急峻な花崗岩質の斜面が南向きに広がり、ミストラルの恩恵をあまり受けない比較的温暖な環境がブドウの完熟を促します。レ・マザール、レ・シャイヨ、サバロット、レナールなど評価の高い区画が点在し、オーギュスト・クラップ、ティエリー・アルマン、ノエル・ヴェルセなどの伝説的な造り手たちがこの産地の名声を築いてきました。伝統的な造り手は除梗した果実をコンクリートタンクで天然酵母により発酵させ、古い大樽で2年ほど熟成させるという、ほとんど変わらないスタイルを守り続けています。

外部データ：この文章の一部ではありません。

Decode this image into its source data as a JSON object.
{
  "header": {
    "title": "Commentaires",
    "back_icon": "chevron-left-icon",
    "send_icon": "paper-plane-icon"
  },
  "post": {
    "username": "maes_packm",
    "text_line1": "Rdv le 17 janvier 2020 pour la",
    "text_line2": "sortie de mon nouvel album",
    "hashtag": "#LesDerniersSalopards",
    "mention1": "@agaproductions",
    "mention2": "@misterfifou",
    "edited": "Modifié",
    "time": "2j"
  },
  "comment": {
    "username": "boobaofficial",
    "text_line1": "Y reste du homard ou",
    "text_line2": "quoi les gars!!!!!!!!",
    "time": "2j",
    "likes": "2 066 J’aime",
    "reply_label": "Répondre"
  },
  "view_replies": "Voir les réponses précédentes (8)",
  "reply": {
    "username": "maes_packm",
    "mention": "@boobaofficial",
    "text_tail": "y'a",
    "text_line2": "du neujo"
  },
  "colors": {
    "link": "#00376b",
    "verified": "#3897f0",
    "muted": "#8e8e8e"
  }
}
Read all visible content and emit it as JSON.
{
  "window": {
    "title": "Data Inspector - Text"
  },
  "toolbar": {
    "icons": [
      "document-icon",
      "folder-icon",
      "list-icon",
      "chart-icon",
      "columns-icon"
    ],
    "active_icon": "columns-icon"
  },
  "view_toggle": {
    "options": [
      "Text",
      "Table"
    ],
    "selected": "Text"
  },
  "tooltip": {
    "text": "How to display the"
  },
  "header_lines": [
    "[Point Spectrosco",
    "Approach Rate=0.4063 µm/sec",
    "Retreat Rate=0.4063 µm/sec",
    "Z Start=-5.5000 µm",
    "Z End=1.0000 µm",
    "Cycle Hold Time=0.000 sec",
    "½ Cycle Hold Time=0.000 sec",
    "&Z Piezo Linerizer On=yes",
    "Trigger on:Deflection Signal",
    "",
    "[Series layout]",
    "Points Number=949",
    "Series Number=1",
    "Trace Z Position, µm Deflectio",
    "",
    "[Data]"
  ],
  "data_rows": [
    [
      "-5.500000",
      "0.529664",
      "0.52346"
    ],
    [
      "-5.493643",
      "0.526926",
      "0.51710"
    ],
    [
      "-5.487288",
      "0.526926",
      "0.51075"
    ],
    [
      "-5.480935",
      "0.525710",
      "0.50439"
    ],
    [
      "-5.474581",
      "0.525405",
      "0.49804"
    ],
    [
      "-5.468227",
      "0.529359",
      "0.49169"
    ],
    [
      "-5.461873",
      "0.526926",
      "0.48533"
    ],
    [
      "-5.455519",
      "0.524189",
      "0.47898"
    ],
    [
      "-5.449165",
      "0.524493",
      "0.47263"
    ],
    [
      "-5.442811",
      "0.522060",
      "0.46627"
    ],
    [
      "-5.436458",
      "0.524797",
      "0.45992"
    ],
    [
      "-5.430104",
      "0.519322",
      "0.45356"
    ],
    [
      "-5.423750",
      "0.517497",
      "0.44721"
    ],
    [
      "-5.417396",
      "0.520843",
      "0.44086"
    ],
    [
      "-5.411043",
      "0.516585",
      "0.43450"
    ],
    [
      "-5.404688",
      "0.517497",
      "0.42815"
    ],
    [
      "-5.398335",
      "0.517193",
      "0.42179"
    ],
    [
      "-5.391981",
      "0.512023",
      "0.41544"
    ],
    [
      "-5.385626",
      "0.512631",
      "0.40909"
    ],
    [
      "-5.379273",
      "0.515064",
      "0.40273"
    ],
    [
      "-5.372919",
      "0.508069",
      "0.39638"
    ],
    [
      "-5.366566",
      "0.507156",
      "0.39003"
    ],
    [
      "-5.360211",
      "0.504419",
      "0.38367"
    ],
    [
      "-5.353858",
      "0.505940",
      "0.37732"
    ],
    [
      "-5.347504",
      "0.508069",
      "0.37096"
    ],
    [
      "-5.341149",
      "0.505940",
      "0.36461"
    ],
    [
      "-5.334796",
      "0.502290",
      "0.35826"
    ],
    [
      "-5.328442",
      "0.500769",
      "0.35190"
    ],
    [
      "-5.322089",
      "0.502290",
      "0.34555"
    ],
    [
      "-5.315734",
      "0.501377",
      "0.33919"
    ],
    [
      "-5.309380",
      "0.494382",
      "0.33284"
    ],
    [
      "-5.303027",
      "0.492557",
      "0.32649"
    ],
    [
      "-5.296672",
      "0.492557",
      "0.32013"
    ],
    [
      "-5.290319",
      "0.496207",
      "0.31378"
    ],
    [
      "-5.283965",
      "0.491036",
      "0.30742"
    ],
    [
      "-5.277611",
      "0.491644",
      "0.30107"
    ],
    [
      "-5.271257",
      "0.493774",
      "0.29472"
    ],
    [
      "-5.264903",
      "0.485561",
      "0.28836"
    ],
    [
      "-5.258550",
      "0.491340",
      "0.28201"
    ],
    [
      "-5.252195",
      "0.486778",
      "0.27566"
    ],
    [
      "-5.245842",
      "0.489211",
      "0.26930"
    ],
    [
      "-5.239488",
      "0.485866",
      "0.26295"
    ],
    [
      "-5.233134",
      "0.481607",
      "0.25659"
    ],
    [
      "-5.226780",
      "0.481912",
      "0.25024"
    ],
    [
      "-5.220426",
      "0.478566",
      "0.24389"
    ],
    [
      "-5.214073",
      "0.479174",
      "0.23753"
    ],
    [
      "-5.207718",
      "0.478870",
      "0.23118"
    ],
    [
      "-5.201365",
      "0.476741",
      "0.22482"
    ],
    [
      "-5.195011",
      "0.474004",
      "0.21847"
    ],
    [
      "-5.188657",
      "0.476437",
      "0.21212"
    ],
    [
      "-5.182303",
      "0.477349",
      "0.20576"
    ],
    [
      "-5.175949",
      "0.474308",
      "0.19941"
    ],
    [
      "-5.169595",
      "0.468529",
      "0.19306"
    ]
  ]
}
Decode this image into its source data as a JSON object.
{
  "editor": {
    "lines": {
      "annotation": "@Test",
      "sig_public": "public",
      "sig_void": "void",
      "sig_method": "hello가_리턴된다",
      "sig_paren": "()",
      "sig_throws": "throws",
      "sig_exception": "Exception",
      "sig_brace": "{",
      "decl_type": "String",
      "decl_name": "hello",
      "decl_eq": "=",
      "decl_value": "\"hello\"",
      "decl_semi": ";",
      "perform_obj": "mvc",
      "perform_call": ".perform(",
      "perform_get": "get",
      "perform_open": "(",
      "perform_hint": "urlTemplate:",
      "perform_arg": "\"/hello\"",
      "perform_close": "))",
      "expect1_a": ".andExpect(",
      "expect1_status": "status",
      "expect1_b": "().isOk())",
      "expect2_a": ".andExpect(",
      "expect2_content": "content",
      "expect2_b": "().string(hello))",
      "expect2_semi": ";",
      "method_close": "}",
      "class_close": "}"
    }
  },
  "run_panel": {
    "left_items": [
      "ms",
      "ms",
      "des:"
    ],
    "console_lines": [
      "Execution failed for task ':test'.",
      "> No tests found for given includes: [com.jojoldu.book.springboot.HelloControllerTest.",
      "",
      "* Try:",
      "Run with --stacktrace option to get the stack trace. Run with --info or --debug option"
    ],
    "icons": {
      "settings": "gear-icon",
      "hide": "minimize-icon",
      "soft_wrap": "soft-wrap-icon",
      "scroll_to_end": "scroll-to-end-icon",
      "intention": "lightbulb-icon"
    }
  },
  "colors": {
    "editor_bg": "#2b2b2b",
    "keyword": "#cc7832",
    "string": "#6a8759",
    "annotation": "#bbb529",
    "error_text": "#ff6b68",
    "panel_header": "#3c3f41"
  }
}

鉄拳のような骨格と土の薫り——10〜20年の熟成が解き放つ、コルナスの真の魅力
コルナスのワインは、ブラックベリーや黒胡椒、土や動物的なニュアンスを伴う、非常にタンニン豊かで力強いスタイルが特徴です。コート・ロティのような優美さとは対照的な、無骨で骨太な個性が古くから「武骨な田舎の従兄弟」と称されてきました。しかし10〜20年の熟成を経ることで、その厳格さは複雑で味わい深いワインへと変貌します。北ローヌの中でも特に手付かずのテロワールを今に伝える、シラーの本質を体現する産地です。